Pubblicato il 08 giugno 2016

E’ contraria alle disposizioni comunitarie la normativa di uno Stato membro che consenta, in conseguenza del mero irregolare ingresso attraverso una frontiera interna, la reclusione di un cittadino di un paese terzo, nei confronti del quale non sia stata ancora conclusa la procedura di rimpatrio prevista dalla direttiva 2008/115/CE.

Questa interpretazione va adottata anche nel caso in cui il cittadino in questione possa essere ripreso da un altro Stato membro, in applicazione di un accordo o di un’intesa ai sensi dell’articolo 6, paragrafo 3, della direttiva medesima.

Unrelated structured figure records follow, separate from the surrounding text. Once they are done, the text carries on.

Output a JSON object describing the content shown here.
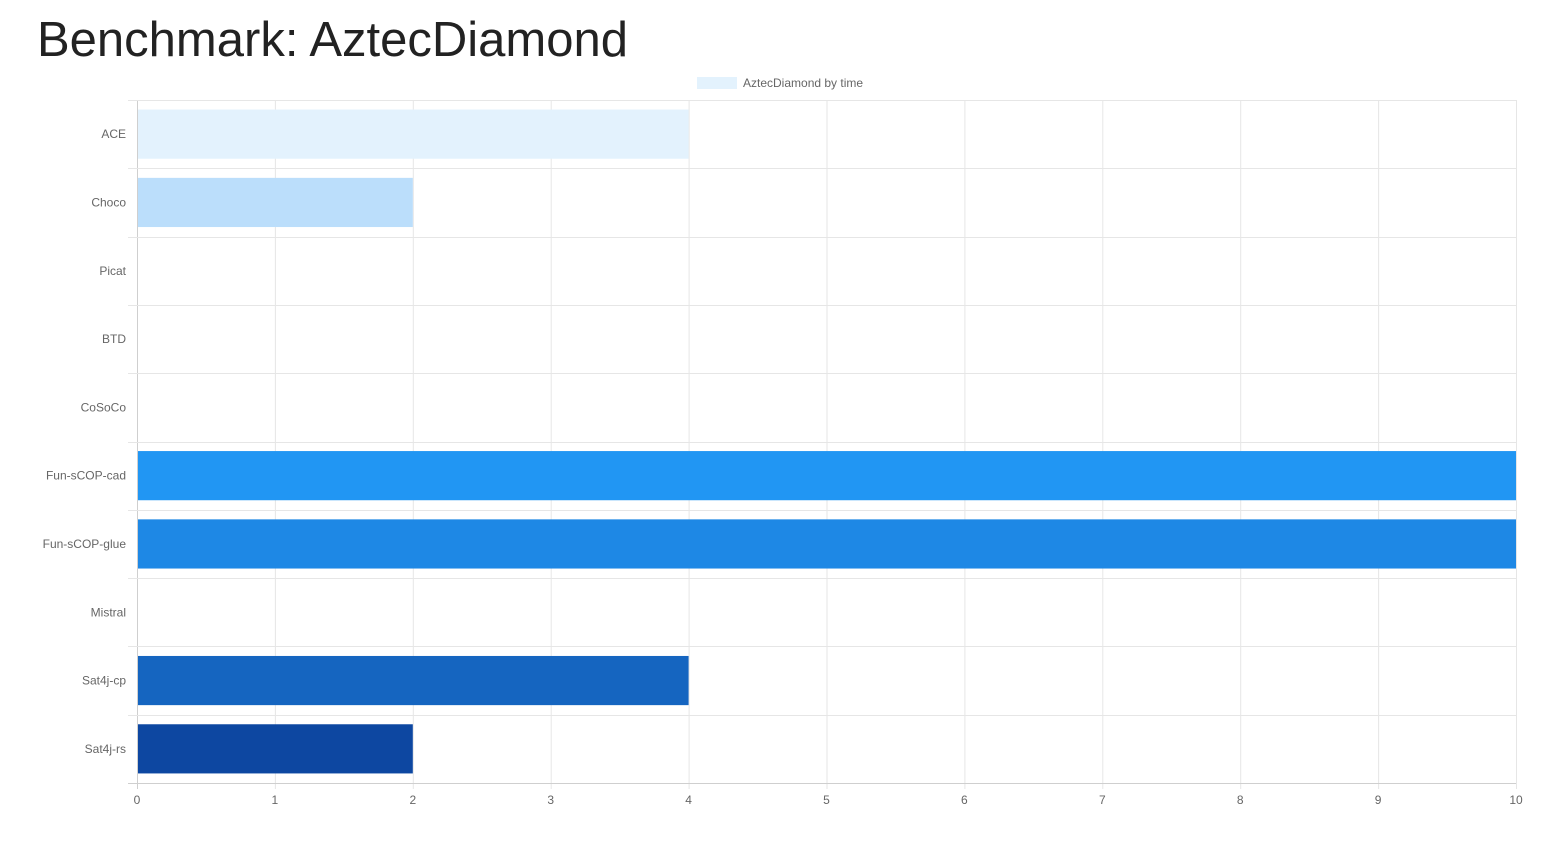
{
  "page": {
    "title": "Benchmark: AztecDiamond"
  },
  "chart_data": {
    "type": "bar",
    "orientation": "horizontal",
    "title": "",
    "xlabel": "",
    "ylabel": "",
    "legend": {
      "placement": "top-center",
      "entries": [
        {
          "label": "AztecDiamond by time",
          "color": "#e3f2fd"
        }
      ]
    },
    "grid": true,
    "xlim": [
      0,
      10
    ],
    "x_ticks": [
      "0",
      "1",
      "2",
      "3",
      "4",
      "5",
      "6",
      "7",
      "8",
      "9",
      "10"
    ],
    "categories": [
      "ACE",
      "Choco",
      "Picat",
      "BTD",
      "CoSoCo",
      "Fun-sCOP-cad",
      "Fun-sCOP-glue",
      "Mistral",
      "Sat4j-cp",
      "Sat4j-rs"
    ],
    "series": [
      {
        "name": "AztecDiamond by time",
        "values": [
          4,
          2,
          0,
          0,
          0,
          10,
          10,
          0,
          4,
          2
        ],
        "colors": [
          "#e3f2fd",
          "#bbdefb",
          "#90caf9",
          "#64b5f6",
          "#42a5f5",
          "#2196f3",
          "#1e88e5",
          "#1976d2",
          "#1565c0",
          "#0d47a1"
        ]
      }
    ]
  }
}
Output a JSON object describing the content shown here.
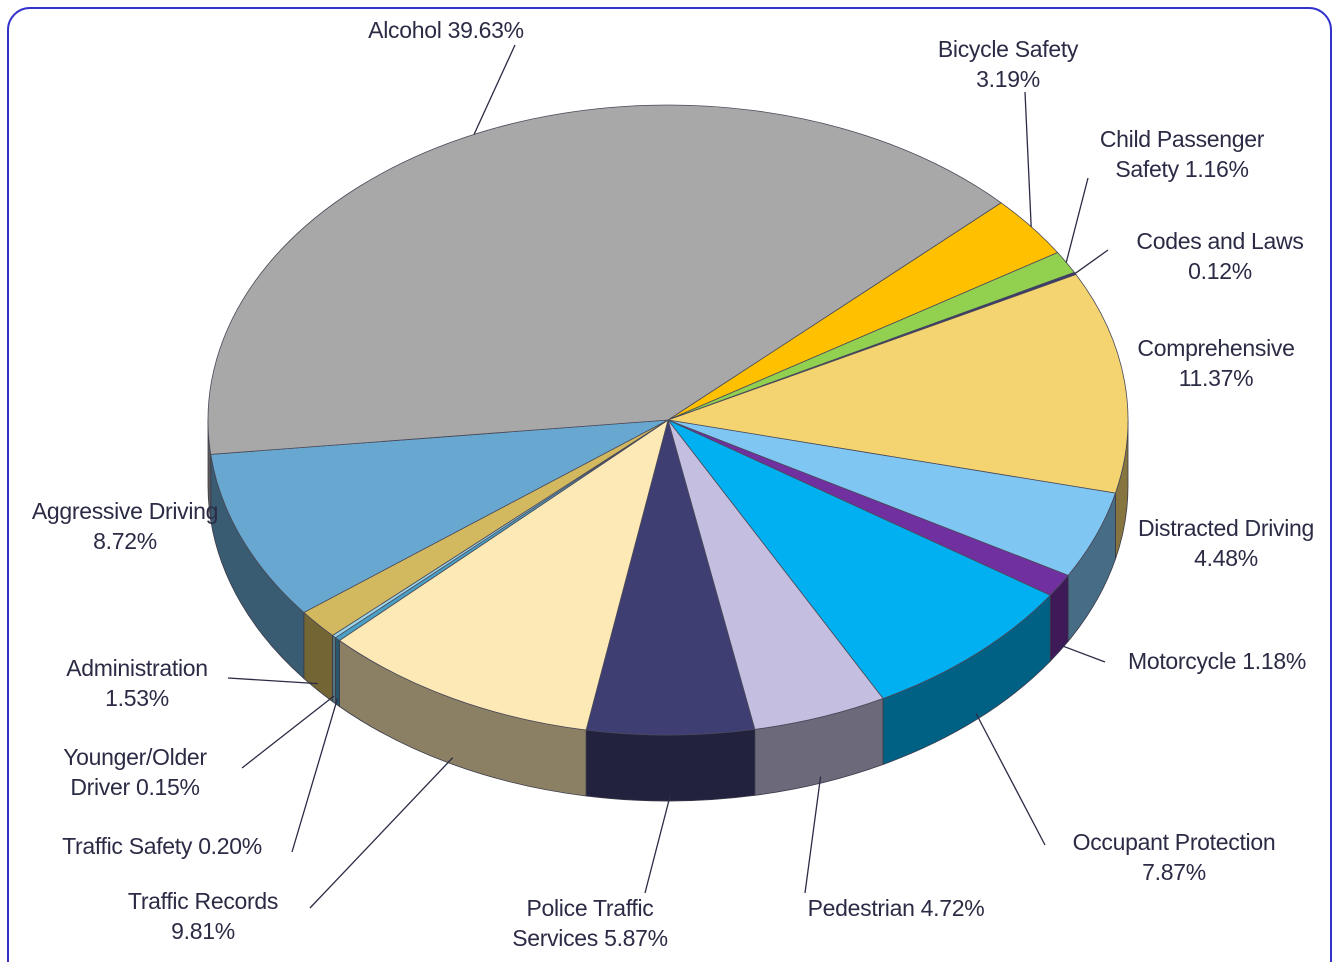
{
  "chart_data": {
    "type": "pie",
    "categories": [
      "Bicycle Safety",
      "Child Passenger Safety",
      "Codes and Laws",
      "Comprehensive",
      "Distracted Driving",
      "Motorcycle",
      "Occupant Protection",
      "Pedestrian",
      "Police Traffic Services",
      "Traffic Records",
      "Traffic Safety",
      "Younger/Older Driver",
      "Administration",
      "Aggressive Driving",
      "Alcohol"
    ],
    "values": [
      3.19,
      1.16,
      0.12,
      11.37,
      4.48,
      1.18,
      7.87,
      4.72,
      5.87,
      9.81,
      0.2,
      0.15,
      1.53,
      8.72,
      39.63
    ],
    "value_labels": [
      "3.19%",
      "1.16%",
      "0.12%",
      "11.37%",
      "4.48%",
      "1.18%",
      "7.87%",
      "4.72%",
      "5.87%",
      "9.81%",
      "0.20%",
      "0.15%",
      "1.53%",
      "8.72%",
      "39.63%"
    ],
    "colors": [
      "#ffc000",
      "#92d050",
      "#3a3a6e",
      "#f4d470",
      "#80c6f2",
      "#7030a0",
      "#00b0f0",
      "#c4bfe0",
      "#3e3e72",
      "#fde9b6",
      "#4aa0c4",
      "#9ad4ea",
      "#d2b85e",
      "#67a7d0",
      "#a8a8a8"
    ]
  }
}
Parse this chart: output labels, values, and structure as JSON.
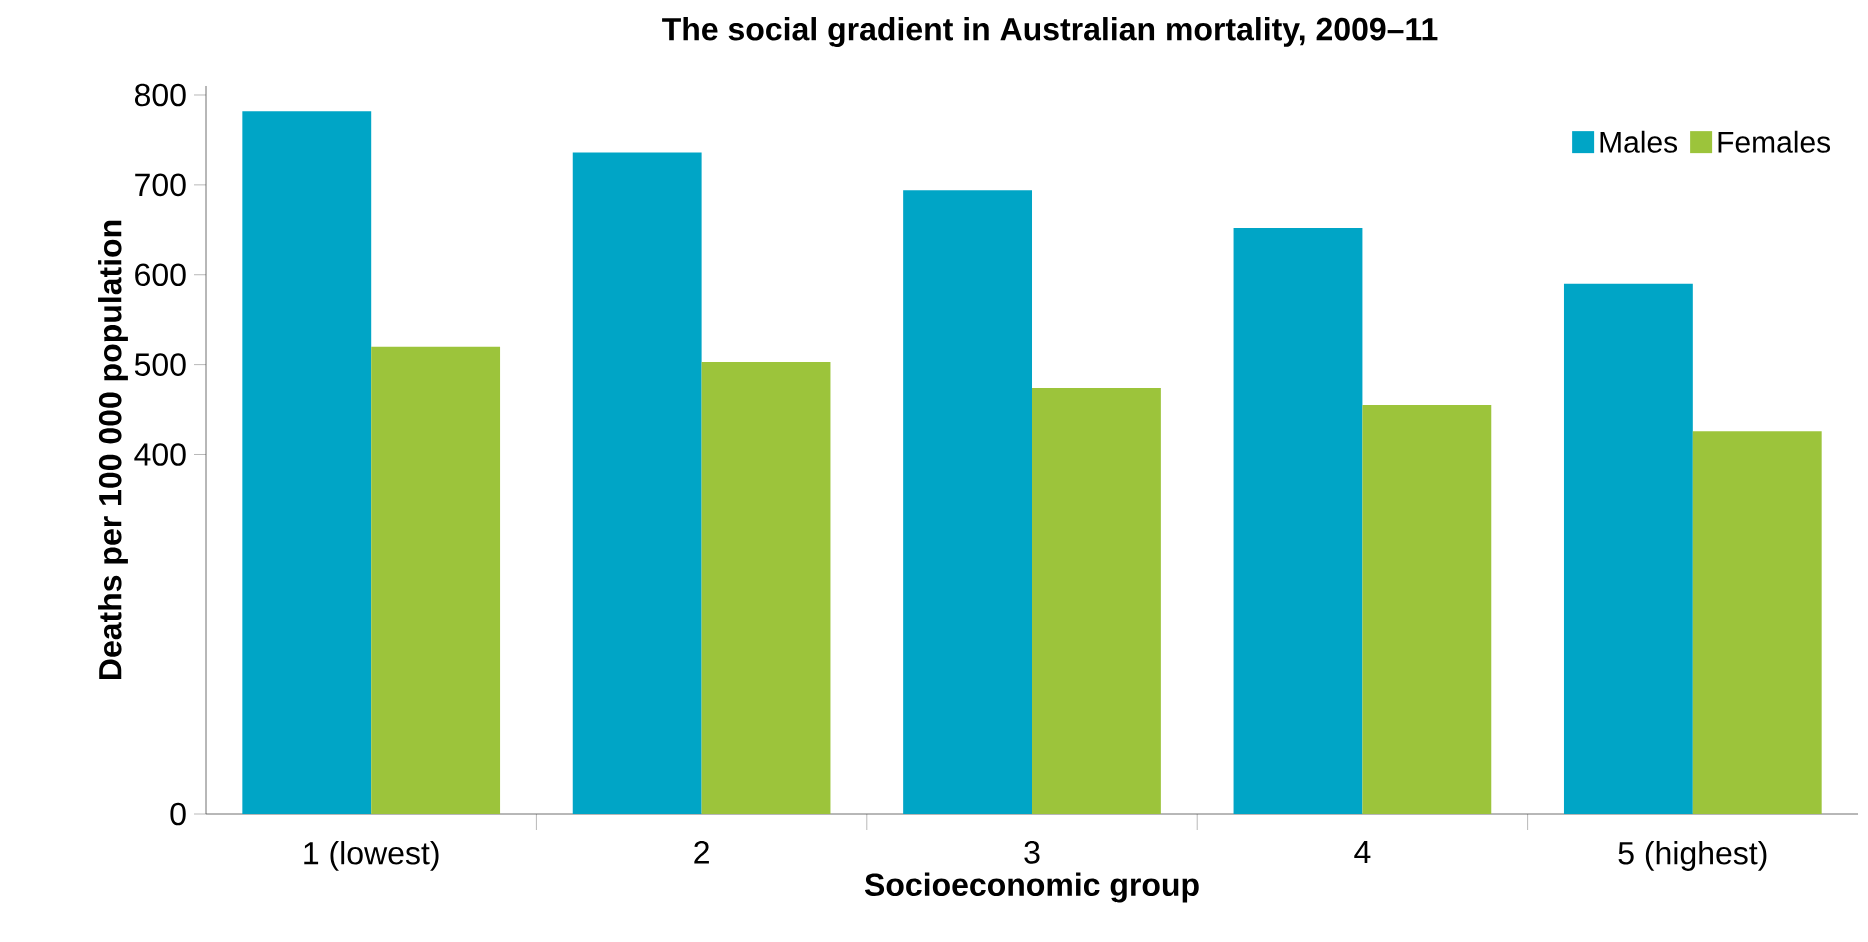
{
  "chart_data": {
    "type": "bar",
    "title": "The social gradient in Australian mortality, 2009–11",
    "xlabel": "Socioeconomic group",
    "ylabel": "Deaths per 100 000 population",
    "categories": [
      "1 (lowest)",
      "2",
      "3",
      "4",
      "5 (highest)"
    ],
    "series": [
      {
        "name": "Males",
        "color": "#00a5c6",
        "values": [
          782,
          736,
          694,
          652,
          590
        ]
      },
      {
        "name": "Females",
        "color": "#9cc43b",
        "values": [
          520,
          503,
          474,
          455,
          426
        ]
      }
    ],
    "ylim": [
      0,
      810
    ],
    "yticks": [
      0,
      400,
      500,
      600,
      700,
      800
    ],
    "legend": "top right",
    "grid": false
  }
}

In particolare, ai sensi degli articoli 2, paragrafo 1, e 3, punto 2, della direttiva citata, deve ritenersi che un cittadino di un paese terzo soggiorni in modo irregolare nel territorio di uno Stato membro e ricada, pertanto, nell’ambito di applicazione di tale direttiva, quando, senza soddisfare le condizioni d’ingresso, di soggiorno o di residenza, transiti in tale Stato membro “in quanto passeggero di un autobus, proveniente da un altro Stato membro, appartenente allo spazio Schengen, e diretto in un terzo Stato membro al di fuori di detto spazio”.

Decisione Corte di Giustizia

Sono queste le indicazioni da ultimo fornite dalla Corte di giustizia Ue nel testo della sentenza del 7 giugno 2016 pronunciata con riferimento alla causa C-47/15.

La decisione è stata presa con riferimento ad una domanda di pronuncia pregiudiziale che verteva sull’interpretazione della direttiva 2008/115/CE recante norme e procedure comuni applicabili negli Stati membri al rimpatrio di cittadini di paesi terzi il cui soggiorno è irregolare.

La domanda era stata, a sua volta, presentata nell’ambito di una controversia concernente l’ingresso irregolare di una donna di nazionalità ghanese nel territorio francese, nonché la proroga del trattenimento amministrativo di quest’ultima.